Born in Mutoko, Zimbabwe, Dangarembga pursued her early education in Zimbabwe before beginning pre-clinical medical studies at Cambridge University. She ultimately earned a degree in Psychology from the University of Zimbabwe and later studied directing at the German Film and Television Academy Berlin, where she refined her skills in filmmaking.

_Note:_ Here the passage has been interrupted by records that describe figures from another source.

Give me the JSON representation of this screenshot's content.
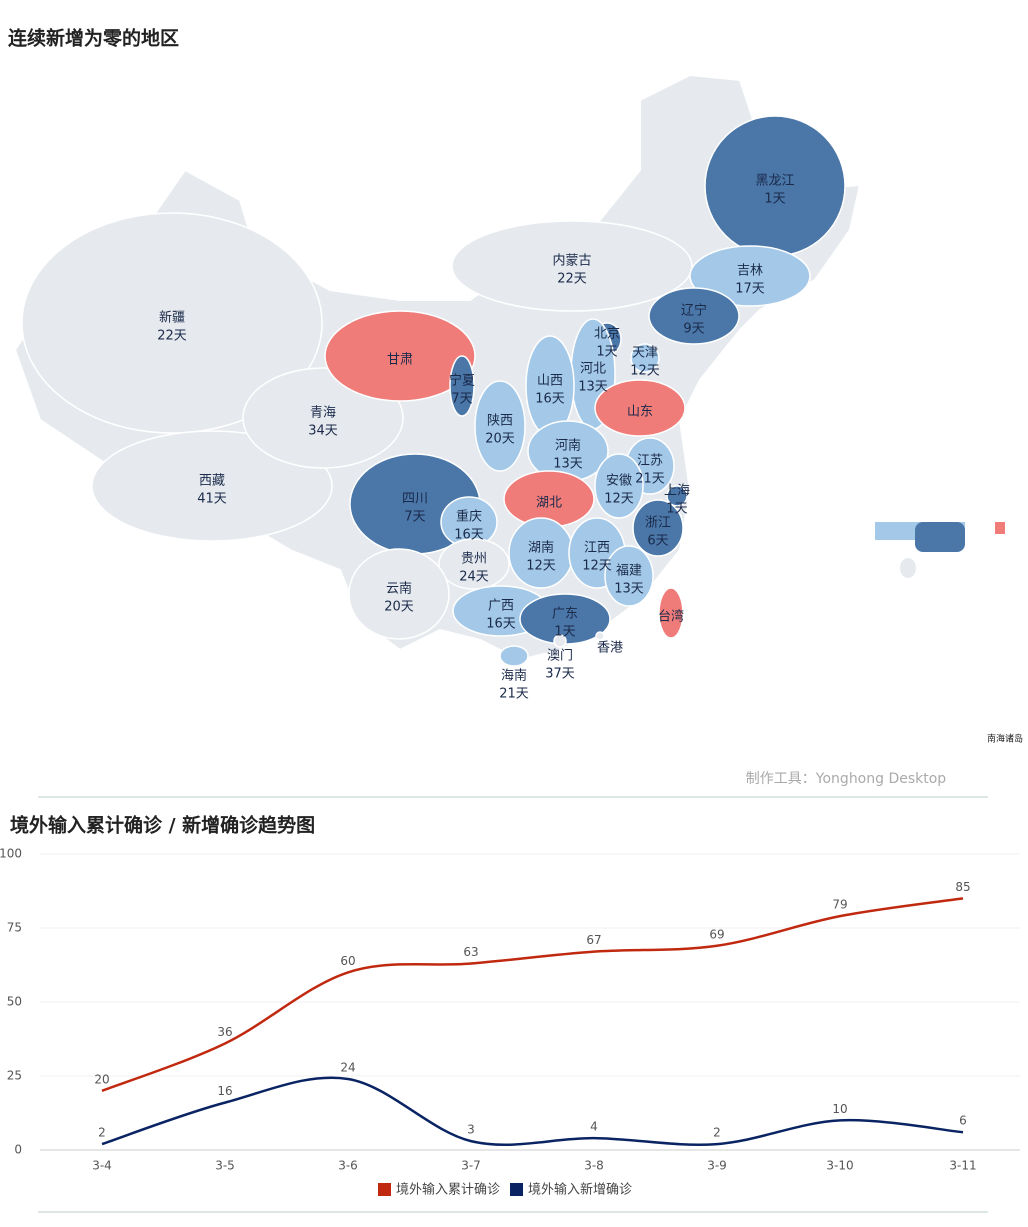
{
  "chart_data": [
    {
      "type": "map",
      "title": "连续新增为零的地区",
      "names": [
        "新疆",
        "西藏",
        "青海",
        "甘肃",
        "宁夏",
        "陕西",
        "内蒙古",
        "黑龙江",
        "吉林",
        "辽宁",
        "北京",
        "天津",
        "河北",
        "山西",
        "山东",
        "河南",
        "江苏",
        "安徽",
        "上海",
        "湖北",
        "四川",
        "重庆",
        "浙江",
        "湖南",
        "江西",
        "贵州",
        "福建",
        "云南",
        "广西",
        "广东",
        "台湾",
        "香港",
        "澳门",
        "海南"
      ],
      "values": [
        22,
        41,
        34,
        null,
        7,
        20,
        22,
        1,
        17,
        9,
        1,
        12,
        13,
        16,
        null,
        13,
        21,
        12,
        1,
        null,
        7,
        16,
        6,
        12,
        12,
        24,
        13,
        20,
        16,
        1,
        null,
        null,
        37,
        21
      ],
      "value_labels": [
        "22天",
        "41天",
        "34天",
        null,
        "7天",
        "20天",
        "22天",
        "1天",
        "17天",
        "9天",
        "1天",
        "12天",
        "13天",
        "16天",
        null,
        "13天",
        "21天",
        "12天",
        "1天",
        null,
        "7天",
        "16天",
        "6天",
        "12天",
        "12天",
        "24天",
        "13天",
        "20天",
        "16天",
        "1天",
        null,
        null,
        "37天",
        "21天"
      ],
      "colors": [
        "#e6eaee",
        "#e6eaee",
        "#e6eaee",
        "#f07c7a",
        "#4a76a8",
        "#a4c9e8",
        "#e6eaee",
        "#4a76a8",
        "#a4c9e8",
        "#4a76a8",
        "#4a76a8",
        "#a4c9e8",
        "#a4c9e8",
        "#a4c9e8",
        "#f07c7a",
        "#a4c9e8",
        "#a4c9e8",
        "#a4c9e8",
        "#4a76a8",
        "#f07c7a",
        "#4a76a8",
        "#a4c9e8",
        "#4a76a8",
        "#a4c9e8",
        "#a4c9e8",
        "#e6eaee",
        "#a4c9e8",
        "#e6eaee",
        "#a4c9e8",
        "#4a76a8",
        "#f07c7a",
        "#e6eaee",
        "#e6eaee",
        "#a4c9e8"
      ],
      "inset_label": "南海诸岛",
      "credit": "制作工具：Yonghong Desktop"
    },
    {
      "type": "line",
      "title": "境外输入累计确诊 / 新增确诊趋势图",
      "categories": [
        "3-4",
        "3-5",
        "3-6",
        "3-7",
        "3-8",
        "3-9",
        "3-10",
        "3-11"
      ],
      "series": [
        {
          "name": "境外输入累计确诊",
          "color": "#c0290f",
          "values": [
            20,
            36,
            60,
            63,
            67,
            69,
            79,
            85
          ]
        },
        {
          "name": "境外输入新增确诊",
          "color": "#0a2463",
          "values": [
            2,
            16,
            24,
            3,
            4,
            2,
            10,
            6
          ]
        }
      ],
      "ylim": [
        0,
        100
      ],
      "yticks": [
        0,
        25,
        50,
        75,
        100
      ],
      "grid": true,
      "legend": "bottom"
    }
  ]
}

A leader in creative industries, Dangarembga has held numerous academic and leadership positions, including fellowships at Harvard University’s Radcliffe Institute, the Stellenbosch Institute for Advanced Study, and the Rockefeller Bellagio Centre. She was also the International Chair in Creative Writing at the University of East Anglia (2021-22). Tsitsi Dangarembga’s literary journey began with her groundbreaking debut novel, Nervous Conditions (1988), the first novel in English published by a Black Zimbabwean woman. The book won the Commonwealth Writers’ Prize (Africa Region, 1989) and was followed by The Book of Not (2006) and This Mournable Body (2018), which was shortlisted for the 2020 Booker Prize. Her contributions have earned her numerous accolades, including the Alice and Clifford Spendlove Prize in Social Justice, Diplomacy, and Tolerance (2024), The Pen Catalan Free Voice Award (2023) and The German Peace Prize (2021).
Beyond literature and film, Dangarembga has been a fierce advocate for social justice, gender equality, and artistic freedom. In 2009, she founded the Institute of Creative Arts for Progress in Africa (ICAPA) Trust, an NGO dedicated to empowering African creatives through training, funding, and showcasing women’s stories. She has also actively engaged in freedom of expression movements, facing legal challenges for her activism in Zimbabwe.

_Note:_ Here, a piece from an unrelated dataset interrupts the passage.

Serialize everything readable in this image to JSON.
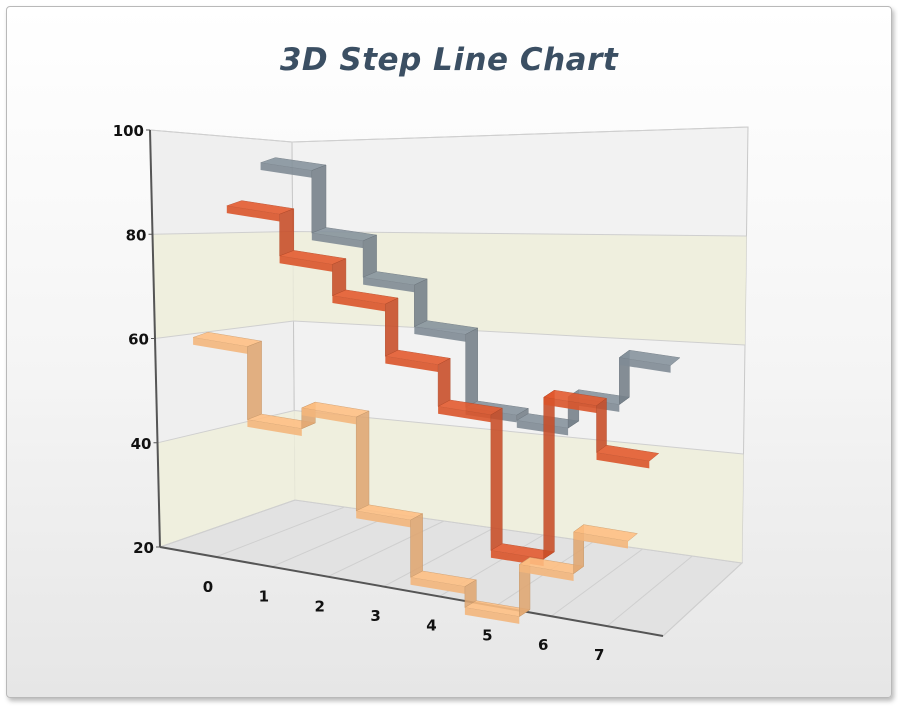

In her speech accepting the honorary doctorate from Rhodes University, Dangarembga reflected on the challenges she faced and reflected on the way forwards in a world increasingly threatened once again by forces of fascism. Here are some quotes from her inspiring speech:
Patriarchy stood against my narrative making.

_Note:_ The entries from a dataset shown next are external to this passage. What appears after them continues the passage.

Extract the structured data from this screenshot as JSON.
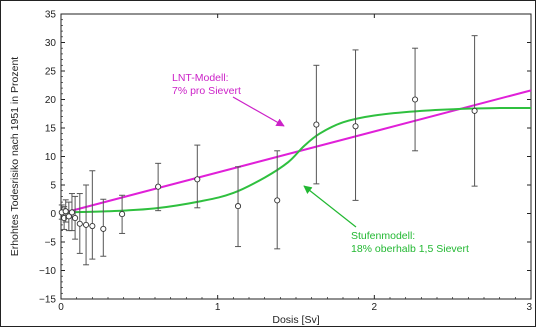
{
  "chart_data": {
    "type": "scatter",
    "xlabel": "Dosis [Sv]",
    "ylabel": "Erhohtes Todesrisiko nach 1951 in Prozent",
    "xlim": [
      0,
      3
    ],
    "ylim": [
      -15,
      35
    ],
    "x_ticks": [
      0,
      1,
      2,
      3
    ],
    "y_ticks": [
      -15,
      -10,
      -5,
      0,
      5,
      10,
      15,
      20,
      25,
      30,
      35
    ],
    "grid": false,
    "points": [
      {
        "x": 0.005,
        "y": 0.2,
        "low": -1.0,
        "high": 1.5
      },
      {
        "x": 0.02,
        "y": -0.8,
        "low": -2.8,
        "high": 1.2
      },
      {
        "x": 0.03,
        "y": 0.4,
        "low": -1.5,
        "high": 2.4
      },
      {
        "x": 0.05,
        "y": -0.5,
        "low": -3.0,
        "high": 2.0
      },
      {
        "x": 0.07,
        "y": 0.2,
        "low": -3.0,
        "high": 3.5
      },
      {
        "x": 0.09,
        "y": -0.8,
        "low": -4.5,
        "high": 3.0
      },
      {
        "x": 0.12,
        "y": -1.8,
        "low": -7.0,
        "high": 3.5
      },
      {
        "x": 0.16,
        "y": -2.0,
        "low": -9.0,
        "high": 5.0
      },
      {
        "x": 0.2,
        "y": -2.2,
        "low": -8.0,
        "high": 7.5
      },
      {
        "x": 0.27,
        "y": -2.7,
        "low": -7.5,
        "high": 2.5
      },
      {
        "x": 0.39,
        "y": -0.1,
        "low": -3.5,
        "high": 3.2
      },
      {
        "x": 0.62,
        "y": 4.7,
        "low": 0.5,
        "high": 8.8
      },
      {
        "x": 0.87,
        "y": 6.0,
        "low": 1.0,
        "high": 12.0
      },
      {
        "x": 1.13,
        "y": 1.3,
        "low": -5.8,
        "high": 8.2
      },
      {
        "x": 1.38,
        "y": 2.3,
        "low": -6.2,
        "high": 11.0
      },
      {
        "x": 1.63,
        "y": 15.6,
        "low": 5.2,
        "high": 26.0
      },
      {
        "x": 1.88,
        "y": 15.3,
        "low": 2.3,
        "high": 28.7
      },
      {
        "x": 2.26,
        "y": 20.0,
        "low": 11.0,
        "high": 29.0
      },
      {
        "x": 2.64,
        "y": 18.0,
        "low": 4.8,
        "high": 31.2
      }
    ],
    "lines": [
      {
        "name": "lnt",
        "color": "#e020d8",
        "x": [
          0,
          3
        ],
        "y": [
          0,
          21.6
        ]
      },
      {
        "name": "step",
        "color": "#2fc03f",
        "x": [
          0,
          0.3,
          0.6,
          0.9,
          1.1,
          1.3,
          1.45,
          1.55,
          1.65,
          1.8,
          2.0,
          2.3,
          2.6,
          2.8,
          3.0
        ],
        "y": [
          0.2,
          0.4,
          0.9,
          2.2,
          3.6,
          6.3,
          9.0,
          11.8,
          14.0,
          16.0,
          17.2,
          18.0,
          18.4,
          18.5,
          18.5
        ]
      }
    ],
    "annotations": [
      {
        "id": "lnt",
        "lines": [
          "LNT-Modell:",
          "7% pro Sievert"
        ],
        "color": "#cc22c8"
      },
      {
        "id": "step",
        "lines": [
          "Stufenmodell:",
          "18% oberhalb 1,5 Sievert"
        ],
        "color": "#22b832"
      }
    ]
  }
}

Capital stood against my work also. What was I to do? I could not stop.
I also come from a background where I could see how girls are socialized into not having expectations of themselves to be something in society. And so, I thought that I could contribute by telling stories to show young girls that, in fact, they had the right to become full citizens, to self-actualize, and to be members of the community,
Not stopping is a fundamental part of my story today. I dream about where we might go and what we might achieve. Even as forces of greed and fascism and racism form, if those who have the good progress of all humankind and all creation in mind, together with unity of purpose, we can decide, no, we are not stopping.
Congratulations to Tsitsi Dangarembga on this long deserved honor.
Beverley Ann Abrahams May 01, 2025 01:25
Congratulations to Tsitsi Dangarembga! You are truely an inspiration!